Exceptional writing saves faddish storyline in ‘Red Queen’

Four books into the new year and I’ve found a new author’s work to devour: Victoria Aveyard. The downside? She’s only published four books. Granted, she’s younger than I am, so I suppose it’s understandable that she hasn’t written more yet, but that doesn’t make it any easier to come to terms with the fact that I found an author whose voice I adore and I can’t even spend the foreseeable future reading through stacks and stacks of her books. I’ll have to wait to even finish the series I started.

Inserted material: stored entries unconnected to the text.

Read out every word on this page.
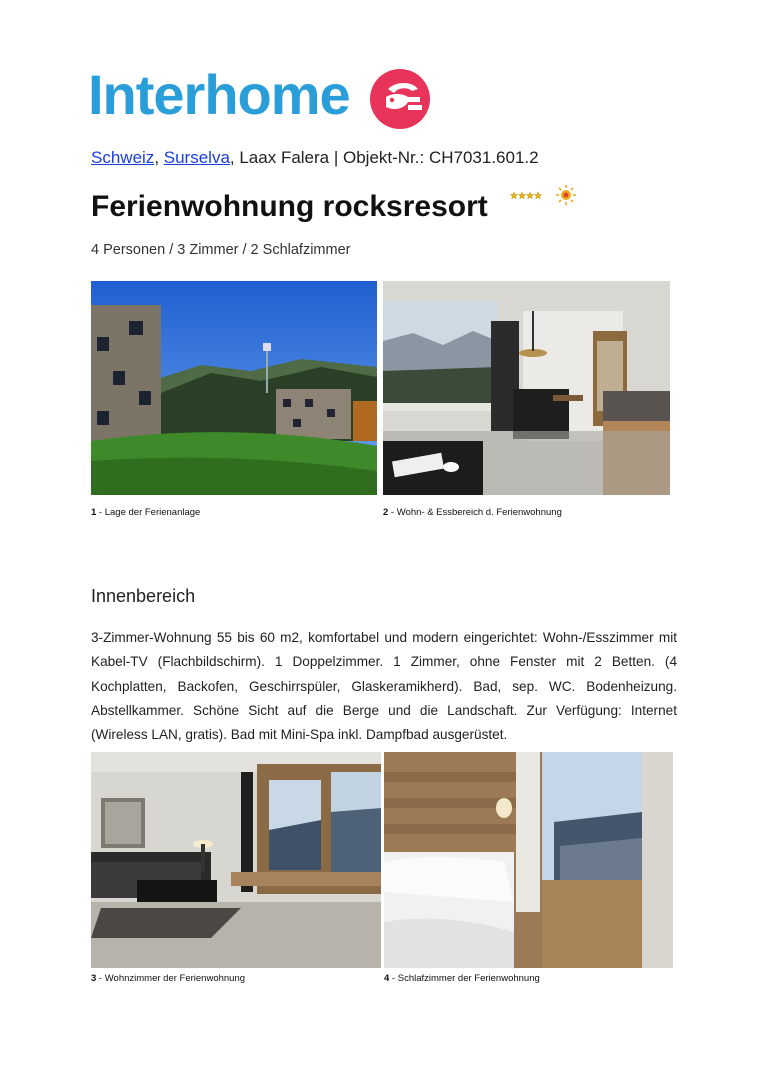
Interhome
Schweiz, Surselva, Laax Falera | Objekt-Nr.: CH7031.601.2
Ferienwohnung rocksresort
4 Personen / 3 Zimmer / 2 Schlafzimmer
1 - Lage der Ferienanlage	2 - Wohn- & Essbereich d. Ferienwohnung
Innenbereich
3-Zimmer-Wohnung 55 bis 60 m2, komfortabel und modern eingerichtet: Wohn-/Esszimmer mit Kabel-TV (Flachbildschirm). 1 Doppelzimmer. 1 Zimmer, ohne Fenster mit 2 Betten. (4 Kochplatten, Backofen, Geschirrspüler, Glaskeramikherd). Bad, sep. WC. Bodenheizung. Abstellkammer. Schöne Sicht auf die Berge und die Landschaft. Zur Verfügung: Internet (Wireless LAN, gratis). Bad mit Mini-Spa inkl. Dampfbad ausgerüstet.
3 - Wohnzimmer der Ferienwohnung	4 - Schlafzimmer der Ferienwohnung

Truthfully, I almost didn’t check out “Red Queen” when it was recommended to me at the library. A cursory glance at the cover and synopsis made it seem a bit too familiar, a not terribly original teen dystopia. Think “The Hunger Games” and “Divergent.” The description of a future Earth populated by “Reds” and “Silvers” made me think of Scott Westerfeld’s “Uglies” and “Pretties.” As a fantasy series in which a common protagonist is thrust into the world of royalty, it reminded me of “The Lunar Chronicles” by Marissa Meyer.

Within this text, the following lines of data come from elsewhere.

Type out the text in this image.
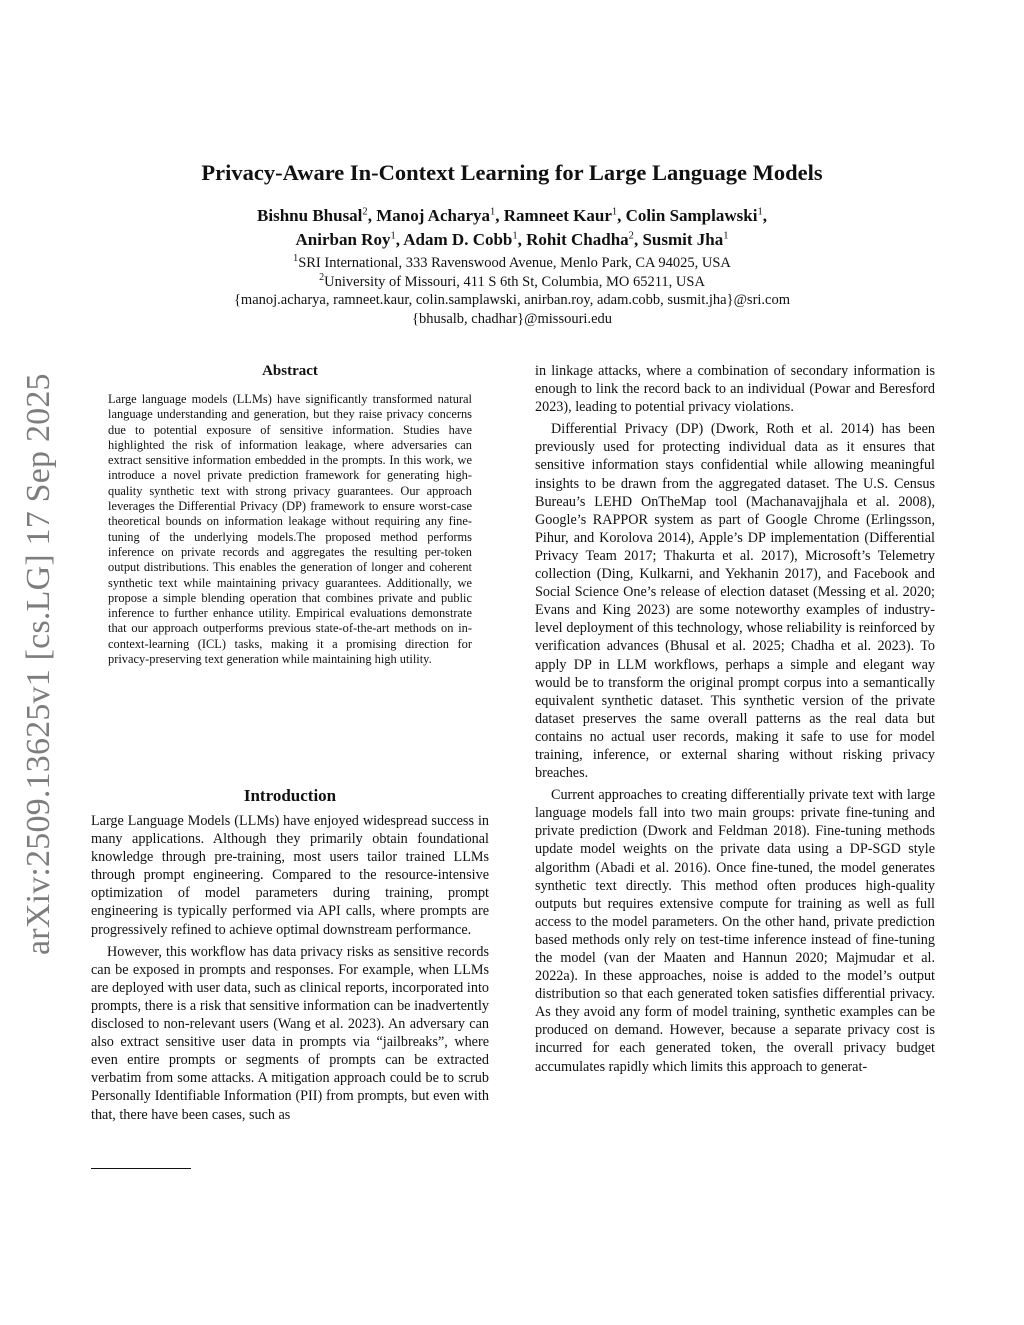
arXiv:2509.13625v1 [cs.LG] 17 Sep 2025
Privacy-Aware In-Context Learning for Large Language Models
Bishnu Bhusal$^2$, Manoj Acharya$^1$, Ramneet Kaur$^1$, Colin Samplawski$^1$,
Anirban Roy$^1$, Adam D. Cobb$^1$, Rohit Chadha$^2$, Susmit Jha$^1$
$^1$SRI International, 333 Ravenswood Avenue, Menlo Park, CA 94025, USA
$^2$University of Missouri, 411 S 6th St, Columbia, MO 65211, USA
{manoj.acharya, ramneet.kaur, colin.samplawski, anirban.roy, adam.cobb, susmit.jha}@sri.com
{bhusalb, chadhar}@missouri.edu
Abstract

Large language models (LLMs) have significantly transformed natural language understanding and generation, but they raise privacy concerns due to potential exposure of sensitive information. Studies have highlighted the risk of information leakage, where adversaries can extract sensitive information embedded in the prompts. In this work, we introduce a novel private prediction framework for generating high-quality synthetic text with strong privacy guarantees. Our approach leverages the Differential Privacy (DP) framework to ensure worst-case theoretical bounds on information leakage without requiring any fine-tuning of the underlying models.The proposed method performs inference on private records and aggregates the resulting per-token output distributions. This enables the generation of longer and coherent synthetic text while maintaining privacy guarantees. Additionally, we propose a simple blending operation that combines private and public inference to further enhance utility. Empirical evaluations demonstrate that our approach outperforms previous state-of-the-art methods on in-context-learning (ICL) tasks, making it a promising direction for privacy-preserving text generation while maintaining high utility.

Introduction

Large Language Models (LLMs) have enjoyed widespread success in many applications. Although they primarily obtain foundational knowledge through pre-training, most users tailor trained LLMs through prompt engineering. Compared to the resource-intensive optimization of model parameters during training, prompt engineering is typically performed via API calls, where prompts are progressively refined to achieve optimal downstream performance.

However, this workflow has data privacy risks as sensitive records can be exposed in prompts and responses. For example, when LLMs are deployed with user data, such as clinical reports, incorporated into prompts, there is a risk that sensitive information can be inadvertently disclosed to non-relevant users (Wang et al. 2023). An adversary can also extract sensitive user data in prompts via “jailbreaks”, where even entire prompts or segments of prompts can be extracted verbatim from some attacks. A mitigation approach could be to scrub Personally Identifiable Information (PII) from prompts, but even with that, there have been cases, such as

in linkage attacks, where a combination of secondary information is enough to link the record back to an individual (Powar and Beresford 2023), leading to potential privacy violations.

Differential Privacy (DP) (Dwork, Roth et al. 2014) has been previously used for protecting individual data as it ensures that sensitive information stays confidential while allowing meaningful insights to be drawn from the aggregated dataset. The U.S. Census Bureau’s LEHD OnTheMap tool (Machanavajjhala et al. 2008), Google’s RAPPOR system as part of Google Chrome (Erlingsson, Pihur, and Korolova 2014), Apple’s DP implementation (Differential Privacy Team 2017; Thakurta et al. 2017), Microsoft’s Telemetry collection (Ding, Kulkarni, and Yekhanin 2017), and Facebook and Social Science One’s release of election dataset (Messing et al. 2020; Evans and King 2023) are some noteworthy examples of industry-level deployment of this technology, whose reliability is reinforced by verification advances (Bhusal et al. 2025; Chadha et al. 2023). To apply DP in LLM workflows, perhaps a simple and elegant way would be to transform the original prompt corpus into a semantically equivalent synthetic dataset. This synthetic version of the private dataset preserves the same overall patterns as the real data but contains no actual user records, making it safe to use for model training, inference, or external sharing without risking privacy breaches.

Current approaches to creating differentially private text with large language models fall into two main groups: private fine-tuning and private prediction (Dwork and Feldman 2018). Fine-tuning methods update model weights on the private data using a DP-SGD style algorithm (Abadi et al. 2016). Once fine-tuned, the model generates synthetic text directly. This method often produces high-quality outputs but requires extensive compute for training as well as full access to the model parameters. On the other hand, private prediction based methods only rely on test-time inference instead of fine-tuning the model (van der Maaten and Hannun 2020; Majmudar et al. 2022a). In these approaches, noise is added to the model’s output distribution so that each generated token satisfies differential privacy. As they avoid any form of model training, synthetic examples can be produced on demand. However, because a separate privacy cost is incurred for each generated token, the overall privacy budget accumulates rapidly which limits this approach to generat-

But I actually liked all those books well enough, so I figured I’d give this series a shot, too. Let me tell you, I am so glad I did.
Aveyard is a wordsmith — the kind you don’t find often, especially in the young adult fiction section. The first thing that struck me was the verbs she used. A closing marketplace “deflates;” guilt “ripples” through someone; dehydration “stalks” a village. I was taken by her word choice.
Throughout the first few chapters, I was reading sentence by sentence, thinking about every great metaphor and beautifully crafted line. Before too long, however, my preconceptions betrayed me, and I found myself transfixed by the story itself. I took it in pages at a time, eager to see where it was going.
In the world of “Red Queen,” humanity has split in two. There are ordinary people with red blood, and there are those who have evolved to have silver blood. Silvers have abilities ranging from telekinesis to healing.